Data from Ventyx’s Velocity Suite and analysis solution show the rapid expansion of natural gas power plant development during the merchant power boom over 2000-2001. Despite the merchant bust that followed, approximately 200 GW of natural gas-fired capacity was added by the end of 2003.
It’s notable that since 2004, natural gas power plants have continued to be proposed, permitted, and constructed at a fairly constant basis. As a result, in total the U.S. market now includes nearly 300 GW of new natural gas capacity. About 60 percent (163 GW) has been combined-cycle capacity, which represents more than 10 Bcf per day of gas demand during peak load months.
Going forward, as the electric industry increases its focus on lowering carbon emissions, the role of natural gas-fired power generation might shift to firming variable renewable power resources and providing peaking power or standby generation to ensure reliability. However, tremendous uncertainty surrounds the mid-term and long-term outlook for natural gas consumption from the U.S. power sector.
Natural gas power generation potentially might increase dramatically as older coal units are retired under GHG regulation. Even under a scenario where carbon capture and sequestration technology becomes widely available and economic, natural gas consumption for power generation could increase.
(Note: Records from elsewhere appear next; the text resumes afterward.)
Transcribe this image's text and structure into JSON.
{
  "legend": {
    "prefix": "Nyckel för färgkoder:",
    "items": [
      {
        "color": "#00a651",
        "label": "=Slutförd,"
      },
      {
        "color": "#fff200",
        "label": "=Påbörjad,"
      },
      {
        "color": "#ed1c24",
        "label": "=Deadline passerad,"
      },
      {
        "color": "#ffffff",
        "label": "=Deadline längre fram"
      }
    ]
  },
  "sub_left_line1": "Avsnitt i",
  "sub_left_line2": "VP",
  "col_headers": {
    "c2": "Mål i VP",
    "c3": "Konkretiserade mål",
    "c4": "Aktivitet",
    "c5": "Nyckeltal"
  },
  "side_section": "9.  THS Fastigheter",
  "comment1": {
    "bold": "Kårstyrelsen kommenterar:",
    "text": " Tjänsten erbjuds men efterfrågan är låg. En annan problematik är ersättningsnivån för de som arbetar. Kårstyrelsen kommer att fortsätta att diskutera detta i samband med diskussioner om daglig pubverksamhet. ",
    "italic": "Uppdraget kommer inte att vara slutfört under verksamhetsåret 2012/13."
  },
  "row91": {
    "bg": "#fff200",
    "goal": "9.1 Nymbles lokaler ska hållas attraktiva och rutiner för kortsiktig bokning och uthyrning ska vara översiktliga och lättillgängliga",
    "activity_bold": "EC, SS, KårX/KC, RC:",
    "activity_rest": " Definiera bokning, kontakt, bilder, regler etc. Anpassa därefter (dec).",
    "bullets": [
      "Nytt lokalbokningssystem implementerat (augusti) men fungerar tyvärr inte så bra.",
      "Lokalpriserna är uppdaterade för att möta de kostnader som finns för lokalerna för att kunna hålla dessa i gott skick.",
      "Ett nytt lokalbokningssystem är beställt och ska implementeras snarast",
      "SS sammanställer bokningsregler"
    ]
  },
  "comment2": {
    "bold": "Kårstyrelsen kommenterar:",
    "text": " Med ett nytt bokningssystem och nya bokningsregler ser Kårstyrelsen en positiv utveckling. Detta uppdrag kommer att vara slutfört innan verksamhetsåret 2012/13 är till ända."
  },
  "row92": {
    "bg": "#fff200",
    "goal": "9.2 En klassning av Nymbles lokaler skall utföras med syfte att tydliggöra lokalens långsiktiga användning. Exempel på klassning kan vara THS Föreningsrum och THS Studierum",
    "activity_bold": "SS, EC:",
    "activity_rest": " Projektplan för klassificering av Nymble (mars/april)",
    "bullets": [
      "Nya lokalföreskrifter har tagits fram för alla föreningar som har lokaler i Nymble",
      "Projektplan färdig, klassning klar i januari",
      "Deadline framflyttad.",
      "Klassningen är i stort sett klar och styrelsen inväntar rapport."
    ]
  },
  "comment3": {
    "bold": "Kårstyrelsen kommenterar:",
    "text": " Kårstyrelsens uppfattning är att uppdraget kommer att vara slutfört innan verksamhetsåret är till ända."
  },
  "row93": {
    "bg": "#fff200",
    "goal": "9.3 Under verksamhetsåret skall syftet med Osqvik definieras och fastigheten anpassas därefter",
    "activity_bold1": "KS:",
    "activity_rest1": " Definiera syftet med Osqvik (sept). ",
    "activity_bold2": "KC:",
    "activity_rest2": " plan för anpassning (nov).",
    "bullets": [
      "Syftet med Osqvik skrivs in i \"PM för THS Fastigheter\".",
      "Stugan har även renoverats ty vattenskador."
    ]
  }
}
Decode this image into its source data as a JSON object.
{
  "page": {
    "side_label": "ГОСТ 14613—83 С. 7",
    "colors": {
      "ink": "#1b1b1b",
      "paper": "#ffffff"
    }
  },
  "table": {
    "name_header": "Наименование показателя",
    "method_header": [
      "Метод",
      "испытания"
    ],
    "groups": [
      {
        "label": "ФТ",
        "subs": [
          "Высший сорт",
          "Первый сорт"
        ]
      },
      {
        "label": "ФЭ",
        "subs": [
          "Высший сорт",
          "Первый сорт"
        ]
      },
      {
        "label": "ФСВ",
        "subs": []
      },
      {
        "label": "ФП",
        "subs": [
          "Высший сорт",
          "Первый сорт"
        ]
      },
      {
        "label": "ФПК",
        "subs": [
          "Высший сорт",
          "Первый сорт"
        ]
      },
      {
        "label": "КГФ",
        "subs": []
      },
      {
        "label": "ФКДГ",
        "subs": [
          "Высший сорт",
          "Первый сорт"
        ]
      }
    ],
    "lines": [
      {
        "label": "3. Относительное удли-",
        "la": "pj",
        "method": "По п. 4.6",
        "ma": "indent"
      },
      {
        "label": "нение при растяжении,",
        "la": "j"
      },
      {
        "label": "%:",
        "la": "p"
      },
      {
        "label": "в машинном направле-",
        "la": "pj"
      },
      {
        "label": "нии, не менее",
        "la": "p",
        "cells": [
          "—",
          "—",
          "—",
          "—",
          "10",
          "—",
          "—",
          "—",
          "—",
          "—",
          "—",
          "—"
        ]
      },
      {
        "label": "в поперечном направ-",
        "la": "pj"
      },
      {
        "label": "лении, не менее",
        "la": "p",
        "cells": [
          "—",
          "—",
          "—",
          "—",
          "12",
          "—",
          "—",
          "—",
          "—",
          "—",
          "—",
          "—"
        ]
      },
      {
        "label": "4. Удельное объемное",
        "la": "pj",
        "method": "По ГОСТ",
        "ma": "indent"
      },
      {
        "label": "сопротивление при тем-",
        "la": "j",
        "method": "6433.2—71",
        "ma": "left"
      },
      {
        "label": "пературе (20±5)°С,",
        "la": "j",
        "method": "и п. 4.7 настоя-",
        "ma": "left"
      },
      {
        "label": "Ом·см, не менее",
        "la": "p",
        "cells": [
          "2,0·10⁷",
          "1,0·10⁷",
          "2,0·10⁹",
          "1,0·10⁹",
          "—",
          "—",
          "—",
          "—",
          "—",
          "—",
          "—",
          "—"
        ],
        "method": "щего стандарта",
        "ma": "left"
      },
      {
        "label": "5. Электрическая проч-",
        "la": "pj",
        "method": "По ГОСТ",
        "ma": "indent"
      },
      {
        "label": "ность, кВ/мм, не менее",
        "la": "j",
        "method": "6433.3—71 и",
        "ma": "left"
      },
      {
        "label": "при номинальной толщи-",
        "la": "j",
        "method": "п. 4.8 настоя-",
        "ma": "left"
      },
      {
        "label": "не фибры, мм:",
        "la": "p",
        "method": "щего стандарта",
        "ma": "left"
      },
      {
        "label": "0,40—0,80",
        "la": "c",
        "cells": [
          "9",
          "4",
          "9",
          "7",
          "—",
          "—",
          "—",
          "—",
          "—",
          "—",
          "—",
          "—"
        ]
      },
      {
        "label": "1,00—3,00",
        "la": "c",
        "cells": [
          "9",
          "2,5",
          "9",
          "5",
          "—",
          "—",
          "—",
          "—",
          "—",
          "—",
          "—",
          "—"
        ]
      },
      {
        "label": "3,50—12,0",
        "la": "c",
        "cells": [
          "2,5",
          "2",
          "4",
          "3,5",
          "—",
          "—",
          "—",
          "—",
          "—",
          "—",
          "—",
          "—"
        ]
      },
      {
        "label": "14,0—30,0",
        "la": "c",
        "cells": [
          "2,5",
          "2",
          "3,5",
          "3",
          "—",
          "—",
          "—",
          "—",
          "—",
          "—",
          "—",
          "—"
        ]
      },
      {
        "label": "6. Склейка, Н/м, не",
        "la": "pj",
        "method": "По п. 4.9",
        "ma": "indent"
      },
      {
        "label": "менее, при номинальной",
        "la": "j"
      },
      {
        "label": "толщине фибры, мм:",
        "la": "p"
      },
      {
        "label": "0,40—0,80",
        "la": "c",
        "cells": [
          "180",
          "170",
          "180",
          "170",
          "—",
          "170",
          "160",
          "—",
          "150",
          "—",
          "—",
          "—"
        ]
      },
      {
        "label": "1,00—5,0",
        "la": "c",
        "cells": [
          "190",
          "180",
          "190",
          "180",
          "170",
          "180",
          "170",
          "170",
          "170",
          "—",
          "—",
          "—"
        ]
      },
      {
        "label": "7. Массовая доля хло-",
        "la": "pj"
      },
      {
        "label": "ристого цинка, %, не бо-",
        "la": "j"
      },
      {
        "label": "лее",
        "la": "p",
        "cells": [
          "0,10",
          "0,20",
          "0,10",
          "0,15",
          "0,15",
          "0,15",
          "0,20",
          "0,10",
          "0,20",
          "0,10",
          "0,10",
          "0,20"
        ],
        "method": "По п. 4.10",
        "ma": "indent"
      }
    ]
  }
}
Ventyx estimates several potential outcomes for natural gas and coal consumption—based on taking the projections from EIA in its 2009 Annual Energy Outlook and modifying the power plant capacity mix over time so that, under a retirement scenario and a retrofit scenario, a set of CO2 caps that are similar to the structure envisioned by the Waxman-Markey legislation are achieved through 2030.
In the retirement scenario, coal consumption by the power-generation sector begins declining rapidly while the attendant increase in natural gas consumption is relatively gradual; by 2030, however, natural gas consumption for power generation is projected to almost double from current levels.
In the retrofit scenario, coal consumption falls initially but then begins increasing after retrofit technology is assumed to be available. However, natural gas consumption increases even faster than in the retirement case. In large part this increase is due to the energy required by carbon capture, which reduces coal-fired plant power generation output to the grid, requiring additional generation from natural gas to meet loads (see Figure 6).
The point of this analysis isn’t to predict or forecast the exact outcome under a given set of GHG-reduction targets, but to highlight the wide range in potential impacts on natural gas demand from the power sector over time, and also to show that uncertainty exists not just in the long-term but also over the next decade.
The new thinking on natural gas supply in the United States marks a noteworthy turnaround. The notion of the U.S. natural gas resource base as old and in permanent decline has been banished—and possibly just in time, as it appears increasingly likely that natural gas consumption in the power sector will be increasing over the mid- and long-term following federal implementation of GHG regulation. This demand pressure on natural gas likely will encourage more drilling activity, and producers increasingly will look to new shale plays as growth areas. However, stakeholders in the U.S. energy industry shouldn’t count on a massive scaling up of natural gas production from shale gas resources, and planners and developers should consider the limitations and challenges that make realizing the full potential of U.S. unconventional production difficult.